Vous êtes toujours dans la création. La Création avec une majuscule, les liens entre les gens qui se tissent en permanence, la création artistique. C’est votre moteur.

Partager, faire des actions publiques, dans des lieux publics, si possible hors commerce, même s’il faut vivre et survivre. J’ai eu de très belles expositions dans le monde entier, mes œuvres font partie de très belles collections : ce qui m’intéresse est que ce soit vu et partagé. J’essaye d’avancer sans me disperser ni me faire oublier dans des collections privées.

Qu’est-ce qui vous a amené à travailler le verre ?

Un accident de parcours. En 1958, l’instituteur a demandé aux élèves de ma classe quel métier ils voulaient faire. Mécanicien, boucher, pâtissier ? Mon père avait deux vaches, un bourricot, quelques poules, un cochon, un peu de forêt pour le bois de chauffage. Rester agriculteur toute ma vie ? L’ordre alphabétique fait que je suis le dernier de la classe à répondre. J’avais écrit «  L’école artistique à Bratislava. » «  Choisis autre chose, tu ne réussiras jamais » m’a dit l’instituteur. Et me voilà à Talloires ! Ce « Tu ne réussiras jamais » était la guillotine. Et pourtant, en deuxième choix j’avais écrit la même chose : l’école artistique à Bratislava. J’ai réussi le concours mais il n’y avait pas de place ; j’étais sur la liste d’attente. Il y avait une section artistique en Bohême du nord, dans les Sudètes, dans une école du verre. Cette école, je l’ai subie et le verre m’a possédé.

Vous avez transformé la contrainte en passion.

J’ai subi parce que jusque-là, je ne connaissais même pas l’existence de cette école. J’ai préparé mon balluchon et j’y suis parti en août 1959. À six cents kilomètres de chez moi. Pendant quatre ans j’ai étudié la taille, le polissage du verre pour aller travailler dans l’usine façon Baccarat, Val Saint- Lambert, taillé, biseauté… Ce cristal taillé, poli, c’est ce que j’ai acheté ce matin et qui est déjà dans mes fours !

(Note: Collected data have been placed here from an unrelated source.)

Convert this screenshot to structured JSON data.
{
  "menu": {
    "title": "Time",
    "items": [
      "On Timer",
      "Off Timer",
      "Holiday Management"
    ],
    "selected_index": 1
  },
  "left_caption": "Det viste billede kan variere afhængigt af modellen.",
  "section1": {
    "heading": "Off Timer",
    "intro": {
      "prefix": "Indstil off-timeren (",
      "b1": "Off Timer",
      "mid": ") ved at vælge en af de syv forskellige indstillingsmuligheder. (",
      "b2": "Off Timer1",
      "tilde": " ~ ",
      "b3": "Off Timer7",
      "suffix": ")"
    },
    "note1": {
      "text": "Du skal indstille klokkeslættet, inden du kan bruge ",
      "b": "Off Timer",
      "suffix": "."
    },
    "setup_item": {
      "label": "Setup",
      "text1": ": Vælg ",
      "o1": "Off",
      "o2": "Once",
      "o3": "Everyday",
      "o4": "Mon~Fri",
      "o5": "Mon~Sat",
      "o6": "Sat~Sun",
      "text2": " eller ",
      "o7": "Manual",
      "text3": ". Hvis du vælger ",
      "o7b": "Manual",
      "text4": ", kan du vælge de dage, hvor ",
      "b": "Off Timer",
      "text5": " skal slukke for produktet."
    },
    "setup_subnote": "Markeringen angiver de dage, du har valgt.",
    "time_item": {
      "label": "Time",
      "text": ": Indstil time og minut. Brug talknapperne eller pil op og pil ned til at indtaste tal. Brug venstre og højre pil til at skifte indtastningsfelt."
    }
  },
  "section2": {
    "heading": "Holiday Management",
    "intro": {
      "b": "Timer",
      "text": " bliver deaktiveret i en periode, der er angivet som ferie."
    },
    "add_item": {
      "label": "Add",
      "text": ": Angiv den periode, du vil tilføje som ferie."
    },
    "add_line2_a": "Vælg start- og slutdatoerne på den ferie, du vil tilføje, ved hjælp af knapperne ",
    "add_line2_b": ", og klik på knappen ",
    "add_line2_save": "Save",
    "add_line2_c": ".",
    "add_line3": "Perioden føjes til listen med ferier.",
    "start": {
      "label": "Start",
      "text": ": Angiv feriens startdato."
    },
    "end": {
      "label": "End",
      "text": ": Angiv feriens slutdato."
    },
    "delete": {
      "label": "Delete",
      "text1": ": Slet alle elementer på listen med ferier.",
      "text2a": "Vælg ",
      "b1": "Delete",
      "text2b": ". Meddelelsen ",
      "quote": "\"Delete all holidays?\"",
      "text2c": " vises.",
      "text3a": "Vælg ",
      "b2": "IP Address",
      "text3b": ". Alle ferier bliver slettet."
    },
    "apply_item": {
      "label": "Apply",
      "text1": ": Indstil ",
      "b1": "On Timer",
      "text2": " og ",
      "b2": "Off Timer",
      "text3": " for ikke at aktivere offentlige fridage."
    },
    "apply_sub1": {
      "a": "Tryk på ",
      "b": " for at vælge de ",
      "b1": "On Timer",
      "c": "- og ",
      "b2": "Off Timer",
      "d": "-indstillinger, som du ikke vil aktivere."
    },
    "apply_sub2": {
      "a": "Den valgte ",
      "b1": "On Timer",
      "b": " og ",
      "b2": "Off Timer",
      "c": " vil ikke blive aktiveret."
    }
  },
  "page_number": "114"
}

Jusqu’en 1962 j’ai fait des stages dans différentes usines. Dont l’un en juillet et août à moins de cinquante kilomètres de mon djebel, en Slovaquie.  J’avais dix-sept ans et j’étais prêt à travailler en usine ! J’ai alors offert à ma mère une coupe taillée, biseauté qui correspondait à ce que je pouvais faire de mieux. Il me restait encore une année d’études dans les Sudètes. En août dernier, j’ai revu mon travail de 62 ! À cours d’argent, ma mère avait offert ma coupe à une cousine, en cadeau de mariage. Je l’ai retrouvée chez cette cousine, qui me l’a rendue. C’est de là que m’est venue l’idée de faire toutes les brocantes en Savoie : retrouver ce que je savais, ce que je sais encore faire, mais pour le transcender. Ce qui me permet de revenir à ce concours au Japon, pour voir si le jury accepte le vieux schnock…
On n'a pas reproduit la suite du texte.